Inwieweit können sich Städte nachhaltig aus der Region ernähren? Eine aktuelle Studie beantwortet diese Frage für München.
Frische Lebensmittel, kurze Transportwege, nachvollziehbare Herkunft aus der Region, wo Arbeitsplätze gesichert, Landwirtschaft von lokalen Bauern und Bäuerinnen betrieben wird und damit möglicherweise sogar vielfältigere Agrarlandschaften mit Erholungs- und Biodiversitätswert geschaffen werden.
Eine Vision, die für viele Großstadtregionen in Deutschland und Europa auch aus Nachhaltigkeitsgründen attraktiv ist: Kurze Transportwege sind klimafreundlicher. Ländliche Entwicklung und Beziehungen zwischen Stadt und Land können gestärkt werden, weil kurze Wertschöpfungsketten positive wirtschaftliche und soziale Auswirkungen vor Ort haben. Lokal ausgerichtete Anbauplanung kann sogar besonders umwelt- und biodiversitätsfreundlich erfolgen, wenn die Politik die entsprechenden Rahmenbedingungen schafft.

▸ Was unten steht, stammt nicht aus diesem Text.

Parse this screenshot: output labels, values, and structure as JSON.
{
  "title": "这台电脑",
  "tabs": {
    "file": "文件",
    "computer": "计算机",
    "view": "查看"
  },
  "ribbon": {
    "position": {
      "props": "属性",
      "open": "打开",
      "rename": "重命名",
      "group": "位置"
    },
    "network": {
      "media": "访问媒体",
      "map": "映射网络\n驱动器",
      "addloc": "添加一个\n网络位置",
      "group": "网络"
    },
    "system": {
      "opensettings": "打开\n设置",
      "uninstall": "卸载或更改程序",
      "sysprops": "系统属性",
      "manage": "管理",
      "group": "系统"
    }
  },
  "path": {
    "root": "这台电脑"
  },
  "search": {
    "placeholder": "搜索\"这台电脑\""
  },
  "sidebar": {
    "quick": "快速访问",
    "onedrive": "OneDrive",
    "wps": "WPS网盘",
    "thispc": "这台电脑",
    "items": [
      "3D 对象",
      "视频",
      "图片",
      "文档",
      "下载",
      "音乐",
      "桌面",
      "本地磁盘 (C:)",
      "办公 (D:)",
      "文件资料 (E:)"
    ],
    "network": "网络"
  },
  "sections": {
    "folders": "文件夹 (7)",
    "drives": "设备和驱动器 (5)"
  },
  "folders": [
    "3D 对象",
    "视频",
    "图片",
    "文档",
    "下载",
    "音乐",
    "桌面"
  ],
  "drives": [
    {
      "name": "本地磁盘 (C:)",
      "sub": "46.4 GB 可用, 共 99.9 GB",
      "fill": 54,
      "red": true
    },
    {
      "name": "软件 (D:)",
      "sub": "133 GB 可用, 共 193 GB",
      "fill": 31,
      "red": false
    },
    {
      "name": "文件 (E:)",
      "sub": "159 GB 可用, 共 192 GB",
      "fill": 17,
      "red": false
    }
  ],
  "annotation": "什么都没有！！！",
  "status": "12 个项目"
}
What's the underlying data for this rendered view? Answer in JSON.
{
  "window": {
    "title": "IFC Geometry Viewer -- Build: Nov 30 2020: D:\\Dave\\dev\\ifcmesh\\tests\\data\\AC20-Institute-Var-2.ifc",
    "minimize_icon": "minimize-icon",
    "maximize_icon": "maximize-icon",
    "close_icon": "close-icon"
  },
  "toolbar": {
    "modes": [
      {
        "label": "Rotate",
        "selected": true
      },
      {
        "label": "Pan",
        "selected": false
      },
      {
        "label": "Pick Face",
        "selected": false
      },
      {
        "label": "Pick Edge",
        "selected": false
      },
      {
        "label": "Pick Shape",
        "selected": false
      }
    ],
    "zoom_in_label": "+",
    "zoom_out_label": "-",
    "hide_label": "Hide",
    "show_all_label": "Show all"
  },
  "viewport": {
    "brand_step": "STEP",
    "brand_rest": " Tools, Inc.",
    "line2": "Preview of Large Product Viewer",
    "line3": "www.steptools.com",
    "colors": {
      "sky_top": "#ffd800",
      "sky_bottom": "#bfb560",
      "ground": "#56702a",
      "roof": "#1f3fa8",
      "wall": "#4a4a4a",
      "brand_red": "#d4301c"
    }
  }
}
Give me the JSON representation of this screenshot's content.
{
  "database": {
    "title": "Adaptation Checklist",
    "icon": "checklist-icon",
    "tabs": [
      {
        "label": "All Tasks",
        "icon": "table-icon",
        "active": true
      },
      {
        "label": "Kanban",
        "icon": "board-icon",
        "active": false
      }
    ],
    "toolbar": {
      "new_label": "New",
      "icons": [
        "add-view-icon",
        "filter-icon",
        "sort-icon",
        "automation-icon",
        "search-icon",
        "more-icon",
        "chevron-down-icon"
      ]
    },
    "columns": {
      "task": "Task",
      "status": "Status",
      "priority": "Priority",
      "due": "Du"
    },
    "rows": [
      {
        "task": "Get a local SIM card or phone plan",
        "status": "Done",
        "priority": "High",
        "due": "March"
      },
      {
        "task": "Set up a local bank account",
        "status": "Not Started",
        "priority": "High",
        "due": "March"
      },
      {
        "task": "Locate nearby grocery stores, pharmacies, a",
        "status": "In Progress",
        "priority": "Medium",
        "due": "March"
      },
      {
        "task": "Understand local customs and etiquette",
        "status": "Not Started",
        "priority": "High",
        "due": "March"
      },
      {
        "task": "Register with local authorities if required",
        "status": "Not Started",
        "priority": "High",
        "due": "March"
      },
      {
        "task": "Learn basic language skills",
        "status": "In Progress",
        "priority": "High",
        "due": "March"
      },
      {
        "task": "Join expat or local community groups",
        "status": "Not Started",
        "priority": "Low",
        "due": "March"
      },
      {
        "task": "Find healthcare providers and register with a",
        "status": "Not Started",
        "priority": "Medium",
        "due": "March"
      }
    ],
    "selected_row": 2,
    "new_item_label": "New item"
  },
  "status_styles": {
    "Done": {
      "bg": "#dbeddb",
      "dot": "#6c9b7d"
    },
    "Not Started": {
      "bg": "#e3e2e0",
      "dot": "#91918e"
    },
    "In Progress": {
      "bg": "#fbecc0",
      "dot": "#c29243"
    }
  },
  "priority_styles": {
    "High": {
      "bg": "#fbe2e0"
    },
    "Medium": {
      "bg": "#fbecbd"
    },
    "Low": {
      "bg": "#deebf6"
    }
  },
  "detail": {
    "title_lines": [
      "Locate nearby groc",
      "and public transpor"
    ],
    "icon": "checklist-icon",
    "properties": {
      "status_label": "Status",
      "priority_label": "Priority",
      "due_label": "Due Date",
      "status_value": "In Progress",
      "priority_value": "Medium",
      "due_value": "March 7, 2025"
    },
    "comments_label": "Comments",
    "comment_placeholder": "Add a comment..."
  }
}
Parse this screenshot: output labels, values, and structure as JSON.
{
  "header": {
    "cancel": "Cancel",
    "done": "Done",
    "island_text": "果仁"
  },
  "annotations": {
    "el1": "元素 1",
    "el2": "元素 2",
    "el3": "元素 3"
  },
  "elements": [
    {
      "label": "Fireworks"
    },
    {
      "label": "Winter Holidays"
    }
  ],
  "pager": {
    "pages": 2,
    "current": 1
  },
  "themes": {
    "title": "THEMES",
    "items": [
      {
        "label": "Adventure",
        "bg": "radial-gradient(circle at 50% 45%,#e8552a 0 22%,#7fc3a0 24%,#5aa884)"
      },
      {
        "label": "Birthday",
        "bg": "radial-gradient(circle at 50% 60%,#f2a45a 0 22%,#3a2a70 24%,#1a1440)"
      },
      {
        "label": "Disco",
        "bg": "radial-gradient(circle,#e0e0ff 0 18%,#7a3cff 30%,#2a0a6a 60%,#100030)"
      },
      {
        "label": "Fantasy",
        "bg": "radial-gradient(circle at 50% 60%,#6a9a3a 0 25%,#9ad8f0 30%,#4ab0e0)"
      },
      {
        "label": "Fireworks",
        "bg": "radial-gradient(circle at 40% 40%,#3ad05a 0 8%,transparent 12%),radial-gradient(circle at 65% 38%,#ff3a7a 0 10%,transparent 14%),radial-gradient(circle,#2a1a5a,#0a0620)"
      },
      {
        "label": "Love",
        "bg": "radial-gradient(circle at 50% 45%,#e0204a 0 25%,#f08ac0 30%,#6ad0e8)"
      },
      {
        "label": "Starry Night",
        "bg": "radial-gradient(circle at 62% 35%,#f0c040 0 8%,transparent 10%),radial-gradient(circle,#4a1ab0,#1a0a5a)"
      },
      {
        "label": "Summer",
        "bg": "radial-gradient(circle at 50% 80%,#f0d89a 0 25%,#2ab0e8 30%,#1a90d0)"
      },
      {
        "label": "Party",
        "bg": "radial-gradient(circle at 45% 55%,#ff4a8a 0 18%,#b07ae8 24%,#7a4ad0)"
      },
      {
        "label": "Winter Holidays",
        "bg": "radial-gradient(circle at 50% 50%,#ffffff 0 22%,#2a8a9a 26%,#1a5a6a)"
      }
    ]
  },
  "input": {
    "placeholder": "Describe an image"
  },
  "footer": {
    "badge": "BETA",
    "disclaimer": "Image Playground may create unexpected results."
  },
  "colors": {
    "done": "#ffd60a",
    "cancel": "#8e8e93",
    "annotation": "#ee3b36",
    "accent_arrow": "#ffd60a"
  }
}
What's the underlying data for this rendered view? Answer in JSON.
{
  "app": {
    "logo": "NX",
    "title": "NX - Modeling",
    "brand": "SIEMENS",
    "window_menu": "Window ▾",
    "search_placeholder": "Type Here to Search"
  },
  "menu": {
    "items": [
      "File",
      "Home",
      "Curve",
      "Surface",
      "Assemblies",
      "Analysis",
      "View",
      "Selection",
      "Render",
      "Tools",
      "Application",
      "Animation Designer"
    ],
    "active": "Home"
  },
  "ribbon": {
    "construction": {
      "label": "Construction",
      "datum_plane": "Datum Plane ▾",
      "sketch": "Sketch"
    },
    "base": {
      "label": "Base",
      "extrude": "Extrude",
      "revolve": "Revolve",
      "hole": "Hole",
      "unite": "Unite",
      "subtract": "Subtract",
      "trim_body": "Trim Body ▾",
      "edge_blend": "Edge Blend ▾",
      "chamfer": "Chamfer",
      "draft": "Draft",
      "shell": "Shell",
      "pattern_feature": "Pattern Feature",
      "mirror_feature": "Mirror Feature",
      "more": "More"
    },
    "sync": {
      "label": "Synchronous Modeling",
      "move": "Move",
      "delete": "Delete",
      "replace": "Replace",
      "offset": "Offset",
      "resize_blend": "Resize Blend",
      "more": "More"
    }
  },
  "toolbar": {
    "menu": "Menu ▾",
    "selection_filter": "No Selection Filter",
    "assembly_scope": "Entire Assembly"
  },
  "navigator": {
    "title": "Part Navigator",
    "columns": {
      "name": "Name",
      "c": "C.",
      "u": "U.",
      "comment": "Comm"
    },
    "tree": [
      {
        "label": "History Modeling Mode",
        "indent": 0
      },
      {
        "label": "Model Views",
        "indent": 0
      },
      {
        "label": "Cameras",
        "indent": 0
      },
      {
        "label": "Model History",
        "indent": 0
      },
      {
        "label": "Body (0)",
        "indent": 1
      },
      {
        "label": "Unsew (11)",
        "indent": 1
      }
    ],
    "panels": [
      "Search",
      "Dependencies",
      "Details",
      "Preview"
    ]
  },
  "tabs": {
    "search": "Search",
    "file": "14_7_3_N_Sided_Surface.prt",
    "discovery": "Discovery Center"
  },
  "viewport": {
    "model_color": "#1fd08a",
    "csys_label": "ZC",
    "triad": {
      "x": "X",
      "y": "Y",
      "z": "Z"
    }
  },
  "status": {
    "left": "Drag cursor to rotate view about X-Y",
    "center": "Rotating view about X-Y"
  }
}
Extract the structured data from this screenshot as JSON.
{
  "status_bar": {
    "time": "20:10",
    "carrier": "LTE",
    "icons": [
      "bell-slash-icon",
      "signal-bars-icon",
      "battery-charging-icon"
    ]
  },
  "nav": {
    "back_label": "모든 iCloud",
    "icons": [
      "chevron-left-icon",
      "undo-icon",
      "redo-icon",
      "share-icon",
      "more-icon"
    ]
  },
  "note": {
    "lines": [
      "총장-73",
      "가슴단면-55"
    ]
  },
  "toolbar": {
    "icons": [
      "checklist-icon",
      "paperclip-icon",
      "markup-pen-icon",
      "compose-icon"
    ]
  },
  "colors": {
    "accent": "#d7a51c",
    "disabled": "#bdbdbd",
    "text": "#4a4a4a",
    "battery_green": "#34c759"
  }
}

Zunächst aber stellen sich wichtige Fragen:
Inwieweit ist diese Vision einer re-regionalisierten Landwirtschaft umsetzbar? Wäre es rein theoretisch betrachtet möglich, eine Großstadt, die selbst ja kaum Flächen für die Landwirtschaft bereithält, aus der Region zu ernähren? Wie groß wäre eine solche Region, wenn man berücksichtigt, dass Bodengüte, Betriebsstrukturen und betriebliche Spezialisierungen vergleichsweise typische und nicht ad hoc veränderbare Rahmenbedingungen darstellen für den Umbau einer Landwirtschaft, die neu entstehende regionale Märkte bedienen will?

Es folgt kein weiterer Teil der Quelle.